What`s this all got to do with Bolton Wanderers? Have a look at the post below, made on SaintsForever.Com at the start of 2003.

`Rupert Lowe and Gordon Strachan are showing how progress IS possible within a sensible budget. Some Saints’ fans doubted the wisdom of their combined approach when first brought together, and they were well within their rights to do so, but in the current climate of diminishing finances across the game as a whole, I don’t think any right-minded football fan, let alone a Saints’ fan, can deny that Saints are currently one of the most well prepared clubs in the country for the next decade of football.`

At the time, such optimism didn`t seem misplaced. Southampton went on to finish 8th in the Premier League and gave Arsenal a run for their money in the FA Cup final.

Then Gordon Strachan left, and a succession of short term managerial appointments were made (including Steve Wigley, now a coach at Bolton.) The Saints were relegated and haven`t looked forward since. Last season they escaped relegation to League One on the last day of the season.
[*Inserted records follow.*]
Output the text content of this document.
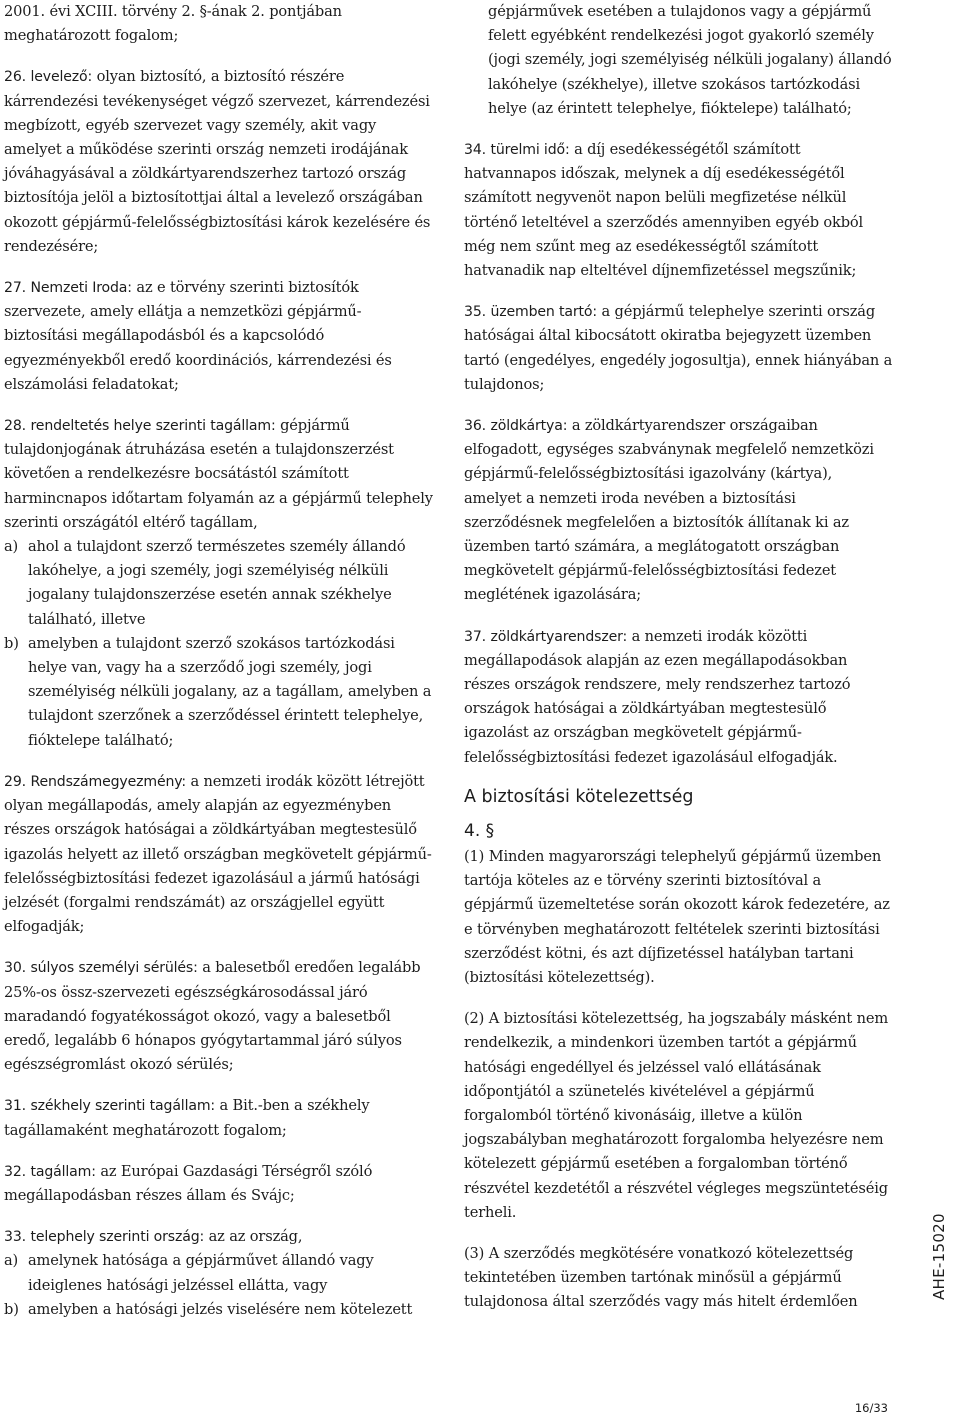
2001. évi XCIII. törvény 2. §-ának 2. pontjában meghatározott fogalom;

26. levelező: olyan biztosító, a biztosító részére kárrendezési tevékenységet végző szervezet, kárrendezési megbízott, egyéb szervezet vagy személy, akit vagy amelyet a működése szerinti ország nemzeti irodájának jóváhagyásával a zöldkártyarendszerhez tartozó ország biztosítója jelöl a biztosítottjai által a levelező országában okozott gépjármű-felelősségbiztosítási károk kezelésére és rendezésére;

27. Nemzeti Iroda: az e törvény szerinti biztosítók szervezete, amely ellátja a nemzetközi gépjármű-biztosítási megállapodásból és a kapcsolódó egyezményekből eredő koordinációs, kárrendezési és elszámolási feladatokat;

28. rendeltetés helye szerinti tagállam: gépjármű tulajdonjogának átruházása esetén a tulajdonszerzést követően a rendelkezésre bocsátástól számított harmincnapos időtartam folyamán az a gépjármű telephely szerinti országától eltérő tagállam,

a) ahol a tulajdont szerző természetes személy állandó lakóhelye, a jogi személy, jogi személyiség nélküli jogalany tulajdonszerzése esetén annak székhelye található, illetve
b) amelyben a tulajdont szerző szokásos tartózkodási helye van, vagy ha a szerződő jogi személy, jogi személyiség nélküli jogalany, az a tagállam, amelyben a tulajdont szerzőnek a szerződéssel érintett telephelye, fióktelepe található;

29. Rendszámegyezmény: a nemzeti irodák között létrejött olyan megállapodás, amely alapján az egyezményben részes országok hatóságai a zöldkártyában megtestesülő igazolás helyett az illető országban megkövetelt gépjármű-felelősségbiztosítási fedezet igazolásául a jármű hatósági jelzését (forgalmi rendszámát) az országjellel együtt elfogadják;

30. súlyos személyi sérülés: a balesetből eredően legalább 25%-os össz-szervezeti egészségkárosodással járó maradandó fogyatékosságot okozó, vagy a balesetből eredő, legalább 6 hónapos gyógytartammal járó súlyos egészségromlást okozó sérülés;

31. székhely szerinti tagállam: a Bit.-ben a székhely tagállamaként meghatározott fogalom;

32. tagállam: az Európai Gazdasági Térségről szóló megállapodásban részes állam és Svájc;

33. telephely szerinti ország: az az ország,

a) amelynek hatósága a gépjárművet állandó vagy ideiglenes hatósági jelzéssel ellátta, vagy
b) amelyben a hatósági jelzés viselésére nem kötelezett

gépjárművek esetében a tulajdonos vagy a gépjármű felett egyébként rendelkezési jogot gyakorló személy (jogi személy, jogi személyiség nélküli jogalany) állandó lakóhelye (székhelye), illetve szokásos tartózkodási helye (az érintett telephelye, fióktelepe) található;

34. türelmi idő: a díj esedékességétől számított hatvannapos időszak, melynek a díj esedékességétől számított negyvenöt napon belüli megfizetése nélkül történő leteltével a szerződés amennyiben egyéb okból még nem szűnt meg az esedékességtől számított hatvanadik nap elteltével díjnemfizetéssel megszűnik;

35. üzemben tartó: a gépjármű telephelye szerinti ország hatóságai által kibocsátott okiratba bejegyzett üzemben tartó (engedélyes, engedély jogosultja), ennek hiányában a tulajdonos;

36. zöldkártya: a zöldkártyarendszer országaiban elfogadott, egységes szabványnak megfelelő nemzetközi gépjármű-felelősségbiztosítási igazolvány (kártya), amelyet a nemzeti iroda nevében a biztosítási szerződésnek megfelelően a biztosítók állítanak ki az üzemben tartó számára, a meglátogatott országban megkövetelt gépjármű-felelősségbiztosítási fedezet meglétének igazolására;

37. zöldkártyarendszer: a nemzeti irodák közötti megállapodások alapján az ezen megállapodásokban részes országok rendszere, mely rendszerhez tartozó országok hatóságai a zöldkártyában megtestesülő igazolást az országban megkövetelt gépjármű-felelősségbiztosítási fedezet igazolásául elfogadják.

A biztosítási kötelezettség
4. §

(1) Minden magyarországi telephelyű gépjármű üzemben tartója köteles az e törvény szerinti biztosítóval a gépjármű üzemeltetése során okozott károk fedezetére, az e törvényben meghatározott feltételek szerinti biztosítási szerződést kötni, és azt díjfizetéssel hatályban tartani (biztosítási kötelezettség).

(2) A biztosítási kötelezettség, ha jogszabály másként nem rendelkezik, a mindenkori üzemben tartót a gépjármű hatósági engedéllyel és jelzéssel való ellátásának időpontjától a szünetelés kivételével a gépjármű forgalomból történő kivonásáig, illetve a külön jogszabályban meghatározott forgalomba helyezésre nem kötelezett gépjármű esetében a forgalomban történő részvétel kezdetétől a részvétel végleges megszüntetéséig terheli.

(3) A szerződés megkötésére vonatkozó kötelezettség tekintetében üzemben tartónak minősül a gépjármű tulajdonosa által szerződés vagy más hitelt érdemlően

16/33
AHE-15020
The mood amongst many Wanderers fans at present is gloomy, even disinterested. With the dreary football on show, that`s not surprising. The feeling (backed up by statistics) is that Bolton under Gary Megson, will hover forever, just above the relegation zone, doing just enough to avoid exiting the top flight. There will be no cup runs, European qualifications or victories over the big boys. In short, nothing to get excited about.
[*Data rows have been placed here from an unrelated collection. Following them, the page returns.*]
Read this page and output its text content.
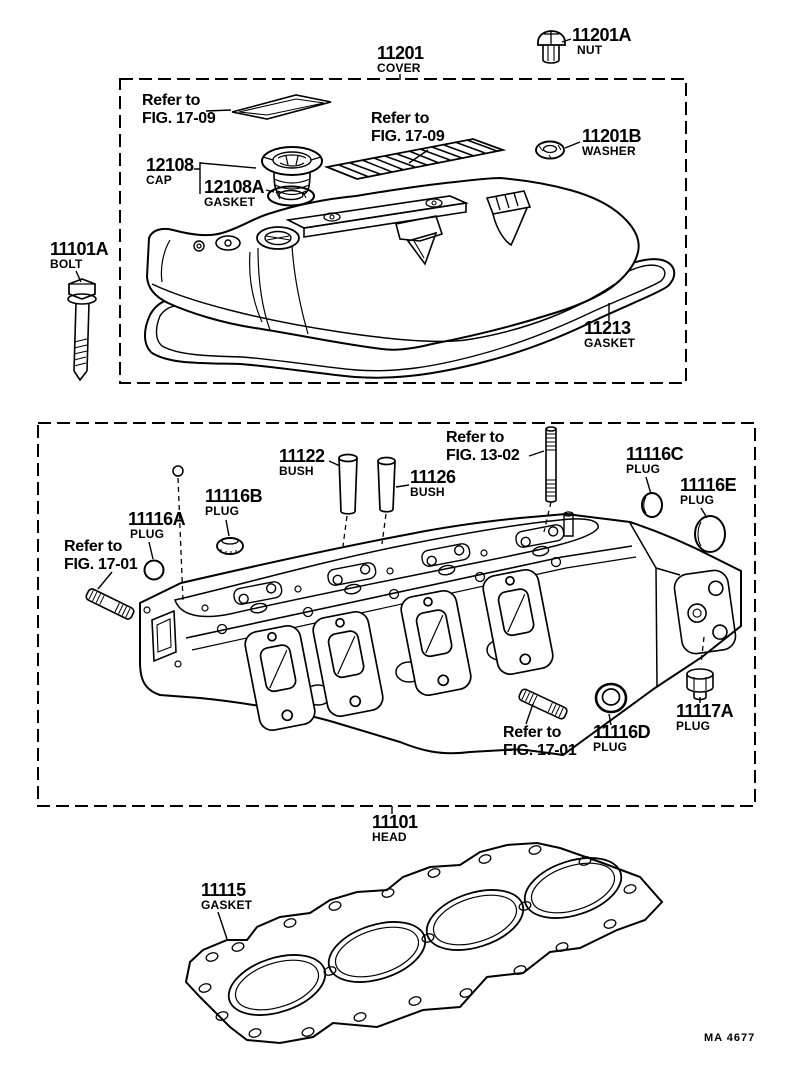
11201
COVER
11201A
NUT
Refer to
FIG. 17-09	Refer to
FIG. 17-09	11201B
WASHER
12108
CAP	12108A
GASKET
11101A
BOLT
11213
GASKET
11122
BUSH	11126
BUSH
Refer to
FIG. 13-02	11116C
PLUG
11116E
PLUG
11116B
PLUG
11116A
PLUG
Refer to
FIG. 17-01
Refer to
FIG. 17-01
11116D
PLUG
11117A
PLUG
11101
HEAD
11115
GASKET
MA 4677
It`s not an enticing prospect, which is why, presumably, some supporters feel that dropping into the Championship would be no bad thing. The reasoning goes that the following year`s promotion battle would at last breathe some life into proceedings.

Of course that might happen. Birmingham and Reading have been relegated without imploding and are amongst the front runners to return to the Premier League. Yet Bolton have more in common with Leicester and Charlton, both clubs who suffered when long serving or influential managers left. Leicester dipped into the third flight of football, last season and Charlton look bound to do the same this time round and like Southampton, have severe financial problems.
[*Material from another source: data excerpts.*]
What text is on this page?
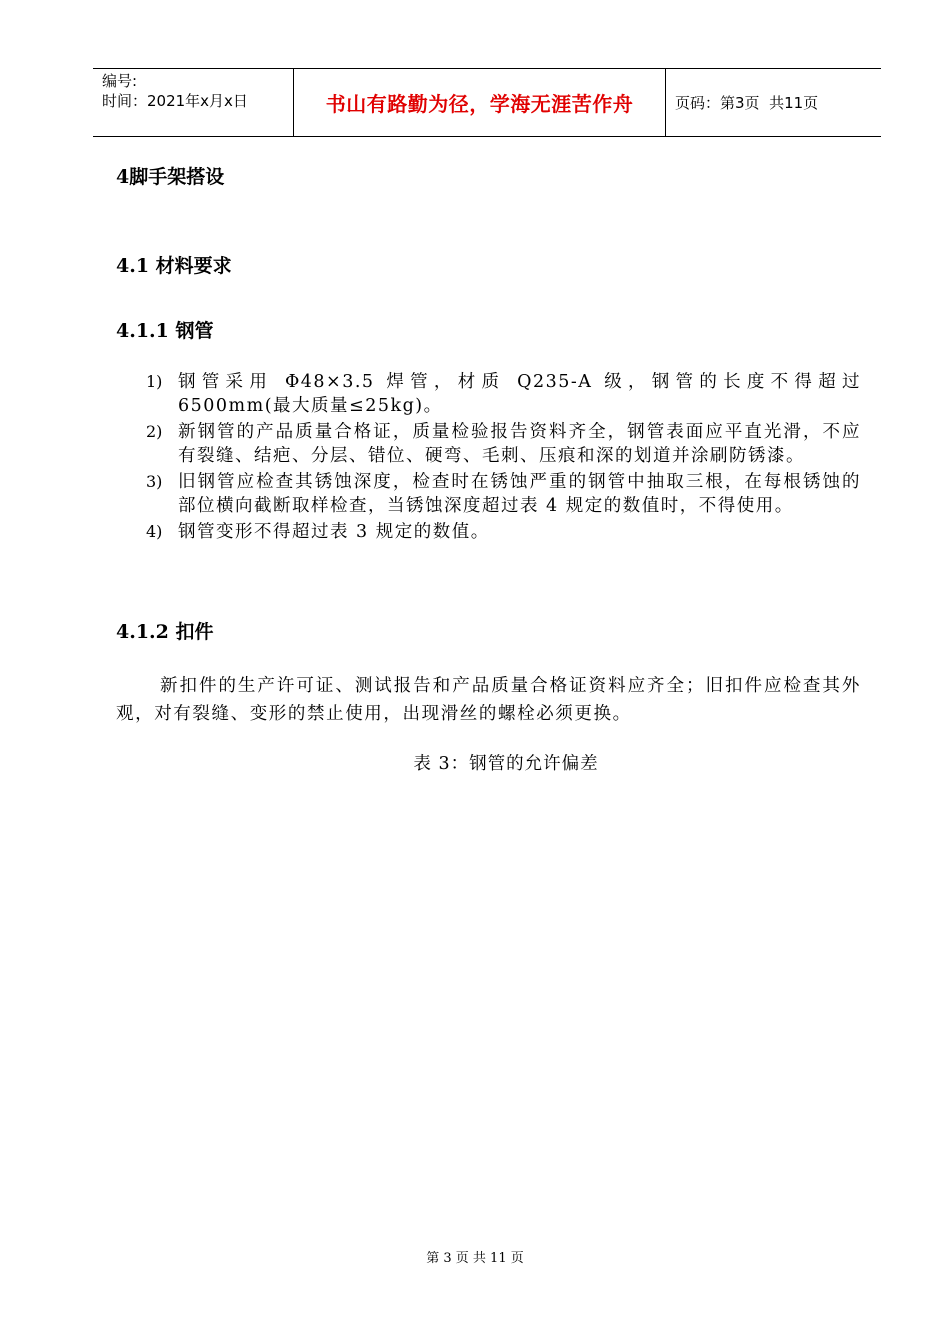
编号:
时间：2021年x月x日	书山有路勤为径，学海无涯苦作舟	页码：第3页  共11页
4脚手架搭设
4.1 材料要求
4.1.1 钢管
1) 钢管采用 Φ48×3.5 焊管，材质 Q235-A 级，钢管的长度不得超过 6500mm(最大质量≤25kg)。
2) 新钢管的产品质量合格证，质量检验报告资料齐全，钢管表面应平直光滑，不应有裂缝、结疤、分层、错位、硬弯、毛刺、压痕和深的划道并涂刷防锈漆。
3) 旧钢管应检查其锈蚀深度，检查时在锈蚀严重的钢管中抽取三根，在每根锈蚀的部位横向截断取样检查，当锈蚀深度超过表 4 规定的数值时，不得使用。
4) 钢管变形不得超过表 3 规定的数值。
4.1.2 扣件
新扣件的生产许可证、测试报告和产品质量合格证资料应齐全；旧扣件应检查其外观，对有裂缝、变形的禁止使用，出现滑丝的螺栓必须更换。
表 3：钢管的允许偏差
第 3 页 共 11 页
Relegation, if and when it happens, will be a different experience then before. The Wanderers had previously been mere interlopers in the top flight, stopping for a season or two. Now there have been eight consecutive years in the Premier League. The world outside that division is a very different place than it was the last time Bolton were there.

Clearly things need to improve. The dispiriting brand of slow-motion football on show at the Reebok, can only appeal to the most ardent of fans, who care only about the result and not how it is achieved.

Watching a one-dimensional team with zero creativity whose sole attacking ploy is to boot the ball into the opposition penalty area and hope that someone on the other team makes a mistake, is deadly dull. Bolton`s passing, movement and ability to retain possession is far below that which would be expected from a Premiership side.

But those problems need to be remedied within the confines of the top division. Dropping into the Championship can only be a backward step.